Mês passado passamos por um marco importante, o último 20 de novembro foi feriado nacional pela primeira vez, dada a instituição do Dia Nacional de Zumbi e da Consciência Negra pela lei nº 14.759 de 2023. É, sem dúvida, um avanço importante a homenagem a Zumbi dos Palmares e a dedicação da data para reflexão e cultivo de nossa memória histórica. A data rememora a captura e assassinato do líder palmarino a 330 anos atrás, e foi reivindicada por muitos anos como símbolo da resistência negra e da conscientização acerca do racismo em contraposição ao 13 de maio de 1888, data da Abolição. Esta última, ocorrida há apenas 136 anos, carrega consigo a dupla insígnia da vergonha: em primeiro lugar, por nos lembrar que fomos o último país do mundo a abandonar o regime escravocrata e, em segundo, pela tentativa de glorificar a família real, na forma da Princesa Isabel. A busca por pintar a família Orleans e Bragança como heroica esbarra na própria história, já que em 1889, ano seguinte à Abolição, cai o Império e se inicia a República, demostrando como a manutenção dos estratos dominantes e as estruturas de poder eram profundamente dependentes da aberração histórica da escravidão.

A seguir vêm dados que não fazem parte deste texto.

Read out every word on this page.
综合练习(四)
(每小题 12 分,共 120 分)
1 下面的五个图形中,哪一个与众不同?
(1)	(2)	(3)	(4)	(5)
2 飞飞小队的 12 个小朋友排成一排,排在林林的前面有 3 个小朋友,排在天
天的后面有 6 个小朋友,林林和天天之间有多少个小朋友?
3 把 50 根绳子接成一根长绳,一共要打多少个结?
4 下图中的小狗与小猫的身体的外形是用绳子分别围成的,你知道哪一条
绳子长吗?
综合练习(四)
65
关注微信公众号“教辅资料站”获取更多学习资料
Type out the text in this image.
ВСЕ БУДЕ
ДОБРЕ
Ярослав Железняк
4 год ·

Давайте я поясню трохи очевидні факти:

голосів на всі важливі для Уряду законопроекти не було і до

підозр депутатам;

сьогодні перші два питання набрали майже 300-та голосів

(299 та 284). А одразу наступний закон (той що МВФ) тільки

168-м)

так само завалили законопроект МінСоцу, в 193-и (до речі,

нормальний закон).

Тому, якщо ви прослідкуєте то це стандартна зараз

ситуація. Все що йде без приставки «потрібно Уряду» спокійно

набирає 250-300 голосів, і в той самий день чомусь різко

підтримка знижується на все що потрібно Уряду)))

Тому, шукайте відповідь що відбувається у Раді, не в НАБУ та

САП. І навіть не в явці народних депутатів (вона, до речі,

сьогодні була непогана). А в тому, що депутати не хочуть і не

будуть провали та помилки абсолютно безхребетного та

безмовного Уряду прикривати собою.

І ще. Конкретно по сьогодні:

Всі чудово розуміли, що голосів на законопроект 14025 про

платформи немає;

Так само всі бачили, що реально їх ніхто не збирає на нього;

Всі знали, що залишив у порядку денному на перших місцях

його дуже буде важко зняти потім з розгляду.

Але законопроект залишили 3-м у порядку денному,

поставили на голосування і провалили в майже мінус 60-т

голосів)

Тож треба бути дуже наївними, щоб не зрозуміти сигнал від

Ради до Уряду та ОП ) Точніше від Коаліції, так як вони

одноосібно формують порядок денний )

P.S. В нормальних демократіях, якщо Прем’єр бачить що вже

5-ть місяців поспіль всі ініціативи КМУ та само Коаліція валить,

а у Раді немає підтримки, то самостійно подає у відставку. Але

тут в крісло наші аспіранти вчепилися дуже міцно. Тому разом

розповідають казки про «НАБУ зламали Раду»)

O estabelecimento oficial da data é importante ainda por combater dois dos grandes problemas que temos enquanto nação: a tendência ao esquecimento da nossa história e a contemporização. É por conta destes equívocos que perdoamos os perpetradores dos mais nefastos crimes contra nosso povo, como os torturadores na ditadura civil-militar ou até romantizamos o papel de abusadores, assassinos e traficantes de escravizados como os bandeirantes, os senhores de engenho, barões do café, coronéis e generais como os que atuaram exterminando as populações caboclas na região em que nos encontramos. Exemplo disso é que a artilharia da 5ª Divisão do Exército recebe o nome de Marechal Setembrino de Carvalho. Não se trata de revirar o passado, pois ele se encontra muito presente, a exemplo do recente debate sobre anistia aos que buscaram derrubar o estado democrático de direito no ano passado. O episódio nos remete ao general Olympio Mourão Filho, anistiado por tentativa de golpe em 1961 e um dos conspiradores no golpe de 1964: o perdão e a conciliação nos leva a repetir a nossa (triste) história.

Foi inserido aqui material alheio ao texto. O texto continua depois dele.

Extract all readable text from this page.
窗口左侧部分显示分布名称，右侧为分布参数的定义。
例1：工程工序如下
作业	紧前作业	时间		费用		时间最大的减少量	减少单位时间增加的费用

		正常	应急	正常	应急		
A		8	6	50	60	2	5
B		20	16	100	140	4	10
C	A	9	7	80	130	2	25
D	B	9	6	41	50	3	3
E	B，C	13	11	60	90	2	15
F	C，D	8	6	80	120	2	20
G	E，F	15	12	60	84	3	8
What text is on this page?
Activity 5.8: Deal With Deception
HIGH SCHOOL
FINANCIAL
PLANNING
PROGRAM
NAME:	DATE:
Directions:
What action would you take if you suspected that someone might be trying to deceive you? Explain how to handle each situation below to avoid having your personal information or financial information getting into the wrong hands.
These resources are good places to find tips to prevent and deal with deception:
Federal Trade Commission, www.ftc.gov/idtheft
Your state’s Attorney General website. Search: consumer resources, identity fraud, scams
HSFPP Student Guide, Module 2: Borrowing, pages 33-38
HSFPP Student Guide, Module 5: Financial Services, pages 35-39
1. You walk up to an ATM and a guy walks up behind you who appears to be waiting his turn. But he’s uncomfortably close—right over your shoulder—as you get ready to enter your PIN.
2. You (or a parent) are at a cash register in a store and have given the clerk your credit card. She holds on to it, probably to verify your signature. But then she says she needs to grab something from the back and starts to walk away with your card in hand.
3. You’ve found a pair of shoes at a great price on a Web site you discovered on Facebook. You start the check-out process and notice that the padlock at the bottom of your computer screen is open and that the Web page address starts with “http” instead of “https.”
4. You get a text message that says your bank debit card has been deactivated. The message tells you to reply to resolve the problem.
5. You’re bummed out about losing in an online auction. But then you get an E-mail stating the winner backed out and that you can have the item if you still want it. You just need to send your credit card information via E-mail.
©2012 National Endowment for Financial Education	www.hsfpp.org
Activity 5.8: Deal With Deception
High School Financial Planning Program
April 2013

Eu entendo que essa discussão tem o condão de trazer um incômodo em grande parte das pessoas, pois elas imaginam que rememorar significa o mesmo que não buscar a superação, quando é exatamente o oposto. Apenas podemos virar a página ao compreendermos os fatos e extrairmos deles as lições para evitarmos cair nos mesmos erros. Há também o falso entendimento de que a responsabilização e a reparação são formas de manter conflitos quando deveríamos buscar a “pacificação” e a “harmonia”. Ocorre que não se constrói uma sociedade harmônica empurrando para baixo do tapete os problemas e forçando uma conciliação que nunca ocorreu. Ainda há extermínio de povos indígenas, ainda há uma severa estratificação social por conta do racismo, populações marginalizadas continuam sob o controle do braço armado do estado, ainda há escravidão, a tortura de presos se disseminou nos presídios e membros das forças armadas ainda fazem ameaça de ruptura em plena luz do dia. Assistimos a agentes de segurança arremessarem um homem de uma ponte e um outro executar com 11 tiros um rapaz pelo crime de furtar produtos de limpeza. Naturalizamos o horror para não ter de cumprir o dever cívico de reconhecer nossa história, repleta de violência desde a sua fundação.
Há, ainda, outro erro comum que surge no debate sobre o Dia da Consciência Negra: a ideia de que precisamos de uma “consciência humana”, que olhe e valorize igualmente qualquer pessoa, independentemente de raça, cor, credo ou origem. Apesar de bem-intencionada, essa ideia é enganosa ao equiparar pessoas que lutam contra a desumanização com aquelas que têm prontamente sua cidadania e direitos garantidos. As estatísticas mostram que não são predominantemente as pessoas de origem asiática, europeia ou árabe que sofrem cotidianamente os abusos policiais, a execução sumária, as prisões preventivas que se arrastam por anos sem julgamento, o subemprego, a indigência e falta de condições dignas de vida.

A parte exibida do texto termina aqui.